AXA is urgently calling on the government to be clear about its plans for the UK’s flood defence strategy and future funding to ensure that households in flood-prone areas continue to be protected.
With the forthcoming Comprehensive Spending Review it is still not clear where the money will come from to implement the ‘Flood and Water Management Act’ (FWM), which passed into law just before the General Election. Uncertainty remains on how deep cuts to funding on flood defences might be, while the risk of flooding is set to increase as the UK experiences more frequent and extreme weather events. AXA managing director of claims, David Williams, is arguing that a long-term plan and early enactment of the remaining Pitt proposals are now essential.
In its presentation at the Conservative Party Conference on Tuesday 5th October, AXA will underline that without this certainty, insurers will find it hard to continue to provide affordable cover to those living in flood-prone areas once the insurance industry’s ‘Statement of Principles’ comes to an end in 2013.
‘The Statement of Principles’ agreement obliges insurers to provide cover as long as the government continues to invest in an adequate flood defence programme.

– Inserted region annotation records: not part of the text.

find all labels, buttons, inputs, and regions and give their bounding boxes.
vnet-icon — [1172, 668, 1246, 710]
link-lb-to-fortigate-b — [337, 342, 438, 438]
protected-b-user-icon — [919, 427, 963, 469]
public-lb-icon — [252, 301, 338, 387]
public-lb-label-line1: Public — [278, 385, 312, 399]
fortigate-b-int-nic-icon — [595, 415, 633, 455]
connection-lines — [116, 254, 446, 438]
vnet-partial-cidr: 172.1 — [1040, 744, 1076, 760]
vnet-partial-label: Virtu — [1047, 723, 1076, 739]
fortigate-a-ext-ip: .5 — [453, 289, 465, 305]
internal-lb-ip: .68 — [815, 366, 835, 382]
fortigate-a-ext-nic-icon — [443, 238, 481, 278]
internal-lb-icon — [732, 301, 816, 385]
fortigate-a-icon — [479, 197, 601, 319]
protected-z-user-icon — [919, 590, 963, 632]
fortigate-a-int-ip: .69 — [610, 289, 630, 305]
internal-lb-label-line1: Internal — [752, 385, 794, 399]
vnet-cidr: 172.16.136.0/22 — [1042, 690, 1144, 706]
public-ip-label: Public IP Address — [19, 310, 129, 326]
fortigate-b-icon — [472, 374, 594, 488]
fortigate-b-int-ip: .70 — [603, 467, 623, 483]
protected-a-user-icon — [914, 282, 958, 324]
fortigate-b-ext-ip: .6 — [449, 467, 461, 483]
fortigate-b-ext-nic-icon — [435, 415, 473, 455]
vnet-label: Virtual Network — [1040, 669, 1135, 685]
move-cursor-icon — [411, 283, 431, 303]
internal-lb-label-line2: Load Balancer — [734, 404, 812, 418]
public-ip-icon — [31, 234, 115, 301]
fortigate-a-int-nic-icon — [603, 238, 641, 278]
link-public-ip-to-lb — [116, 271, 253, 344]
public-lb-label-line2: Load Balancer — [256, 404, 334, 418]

Unlike much of Europe, the UK benefits from an almost unique system of flood insurance whereby ABI members have committed to continue to offer flood insurance for domestic properties and small businesses as a feature of most standard policies.
Mr Williams comments: “The UK is at a crossroads. If funding for ongoing flood defences and mitigation cannot be guaranteed, or a risk-sharing approach cannot be agreed when the Statement of Principles finishes, it could potentially result in householders in high risk areas being faced with significant increases in insurance costs, or difficulty in finding suitable cover at all.”
Any new, risk-sharing scheme would need to involve insurers, reinsurers, government, businesses, communities and individuals. Many householders do not realise that flood insurance is heavily subsidised and discounted due to distortion in the insurance market brought about by the Statement of Principles. People in low risk flood regions are subsidising those living in higher risk regions. Recent AXA research highlights that householders are unaware of the true cost of flood protection, or of the risks to their insurance cover with the ending of the Statement of Principles. AXA’s research shows that over three-quarters of households (77%) living in higher risk flood regions were not aware that their insurance premiums were being subsidised by those living in a low risk region.
At the same time less than one in five householders living in a higher risk flood region thought their premium would need to rise by 40% to avoid any subsidisation: recent ABI research suggests that home insurance for those at significant risk of flooding is under-priced by 165%.
However, more than six in ten (62%) said that people who live in higher risk flood regions ‘should expect to have access to affordable flood insurance’. If they are to continue to retain this benefit, the question is who will pay? Interestingly just over half (57%) would be willing to pay an extra 50% on their insurance premium.
The need for certainty from government can only become more urgent. Many areas of the UK continue to face serious flood risk, highlighted by the recent substantial UK flood events including Boscastle (August 2004), Carlisle (January 2005), Hull & South Yorkshire (June 2007), large parts of the South West of England (June/July 2007), and Cumbria (November 2009).